Now that we know what’s slow, there are a few options for dealing with slowness.

Update Gems

The easiest way, believe it or not, is to simply update to the latest version of a slow loading gem. I have run into several instances where I was running an older version that had a dependency on an old version of a slow loading gem (like nokogiri). In the latest stable version that dependency was removed, and I was able to shave off over a second of boot time in several different applications by doing a simple bundle update gem_name.

require: false

By default, any Gem listed in the Gemfile gets loaded when Rails starts. This means boot time usually grows with Gemfile size. However, it is rarely the case that you need a particular gem to be loaded and available everywhere.

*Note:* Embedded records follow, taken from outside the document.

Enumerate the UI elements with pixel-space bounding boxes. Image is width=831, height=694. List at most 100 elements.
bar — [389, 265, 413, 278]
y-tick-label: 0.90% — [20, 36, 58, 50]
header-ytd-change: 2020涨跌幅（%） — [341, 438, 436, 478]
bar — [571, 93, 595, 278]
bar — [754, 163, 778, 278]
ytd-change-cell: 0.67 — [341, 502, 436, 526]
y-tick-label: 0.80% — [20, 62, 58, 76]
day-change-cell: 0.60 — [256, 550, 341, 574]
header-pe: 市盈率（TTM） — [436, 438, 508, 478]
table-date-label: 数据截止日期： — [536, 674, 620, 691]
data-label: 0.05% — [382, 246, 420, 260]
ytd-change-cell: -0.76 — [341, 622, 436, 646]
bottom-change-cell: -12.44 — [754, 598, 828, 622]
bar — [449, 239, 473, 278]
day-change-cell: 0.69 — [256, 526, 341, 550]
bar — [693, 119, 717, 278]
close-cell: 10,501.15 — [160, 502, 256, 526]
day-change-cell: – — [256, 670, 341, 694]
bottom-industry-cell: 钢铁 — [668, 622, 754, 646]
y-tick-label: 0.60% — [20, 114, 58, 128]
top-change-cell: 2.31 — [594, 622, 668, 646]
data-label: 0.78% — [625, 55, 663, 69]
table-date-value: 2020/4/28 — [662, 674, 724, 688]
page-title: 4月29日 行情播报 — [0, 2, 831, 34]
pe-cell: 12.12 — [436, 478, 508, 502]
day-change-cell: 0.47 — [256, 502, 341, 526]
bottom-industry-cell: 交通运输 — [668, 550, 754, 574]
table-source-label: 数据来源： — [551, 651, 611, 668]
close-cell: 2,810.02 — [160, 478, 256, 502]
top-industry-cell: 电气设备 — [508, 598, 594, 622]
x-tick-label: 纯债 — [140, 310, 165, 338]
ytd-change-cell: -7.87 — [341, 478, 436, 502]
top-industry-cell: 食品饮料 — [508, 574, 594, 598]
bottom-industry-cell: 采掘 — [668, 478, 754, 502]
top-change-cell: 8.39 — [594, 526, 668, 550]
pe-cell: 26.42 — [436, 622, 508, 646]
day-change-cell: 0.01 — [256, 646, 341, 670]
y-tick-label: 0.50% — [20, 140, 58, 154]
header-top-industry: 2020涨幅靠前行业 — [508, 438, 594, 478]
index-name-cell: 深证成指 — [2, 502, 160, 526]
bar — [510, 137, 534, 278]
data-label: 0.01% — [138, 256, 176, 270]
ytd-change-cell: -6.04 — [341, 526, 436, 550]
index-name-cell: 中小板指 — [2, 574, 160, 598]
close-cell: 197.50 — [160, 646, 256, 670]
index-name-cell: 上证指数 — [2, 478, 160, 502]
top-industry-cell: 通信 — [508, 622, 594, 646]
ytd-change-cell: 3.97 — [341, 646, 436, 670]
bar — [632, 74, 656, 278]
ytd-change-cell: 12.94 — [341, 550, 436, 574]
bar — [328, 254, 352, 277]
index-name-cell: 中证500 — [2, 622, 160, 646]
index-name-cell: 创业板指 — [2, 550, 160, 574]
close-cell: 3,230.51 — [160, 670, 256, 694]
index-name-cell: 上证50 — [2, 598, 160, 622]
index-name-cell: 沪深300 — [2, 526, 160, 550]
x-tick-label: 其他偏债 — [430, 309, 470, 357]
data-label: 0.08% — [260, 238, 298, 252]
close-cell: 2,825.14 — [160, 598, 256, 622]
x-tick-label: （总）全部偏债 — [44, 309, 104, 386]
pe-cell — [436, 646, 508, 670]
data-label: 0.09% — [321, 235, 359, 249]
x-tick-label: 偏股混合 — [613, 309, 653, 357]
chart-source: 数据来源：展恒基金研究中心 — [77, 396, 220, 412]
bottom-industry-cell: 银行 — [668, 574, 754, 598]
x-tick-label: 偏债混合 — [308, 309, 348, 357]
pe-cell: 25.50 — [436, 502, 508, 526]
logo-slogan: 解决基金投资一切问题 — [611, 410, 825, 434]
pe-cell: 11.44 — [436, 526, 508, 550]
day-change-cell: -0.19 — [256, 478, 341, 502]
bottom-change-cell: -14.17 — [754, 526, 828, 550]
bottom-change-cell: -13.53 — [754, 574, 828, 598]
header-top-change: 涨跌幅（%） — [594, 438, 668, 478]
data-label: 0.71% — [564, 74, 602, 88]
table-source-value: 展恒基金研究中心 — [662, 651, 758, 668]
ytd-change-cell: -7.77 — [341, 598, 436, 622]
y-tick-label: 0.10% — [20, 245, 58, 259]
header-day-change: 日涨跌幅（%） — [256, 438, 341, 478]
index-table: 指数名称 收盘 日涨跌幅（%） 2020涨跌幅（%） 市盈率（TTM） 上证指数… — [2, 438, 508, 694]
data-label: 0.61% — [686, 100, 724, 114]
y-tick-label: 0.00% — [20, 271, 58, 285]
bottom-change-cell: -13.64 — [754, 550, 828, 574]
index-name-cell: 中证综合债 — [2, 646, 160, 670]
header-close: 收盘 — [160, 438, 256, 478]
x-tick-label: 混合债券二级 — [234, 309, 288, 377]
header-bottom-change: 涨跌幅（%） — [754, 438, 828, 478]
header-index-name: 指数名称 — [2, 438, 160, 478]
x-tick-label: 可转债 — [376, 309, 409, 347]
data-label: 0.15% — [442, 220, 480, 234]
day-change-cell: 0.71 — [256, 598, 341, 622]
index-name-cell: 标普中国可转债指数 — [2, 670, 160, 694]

If you only need classes / functions from a gem in a handful of files, it is much more performant to add require: false to the Gem declaration. Then, in any file(s) you need access to that gem, add a require gem_name to the top of the file.

If you look at the Discourse Gemfile you will see that many of the Gem declarations tag on a require: false. That is what helps Discource to boot so quickly despite having 93 gem dependencies.

Rails inheritance in lib/

This is a potential issue I have seen in a few places where a class was inheriting from a Rails core class such as ActiveRecord::Base or ApplicationController and then being referenced in an initializer. It appeared that it was requiring Rails all over again (around a 500ms hit). Moving it into a Gem or into the app folder resolved that issue.

Faster routes…

This is one that I unfortunately have no solution for. A large routes file can have a serious impact on boot performance. In one app I worked on I’ve seen it take over 3 seconds to load the routes. In the bumbler output it is the :set_routes_reloader_hook initializer.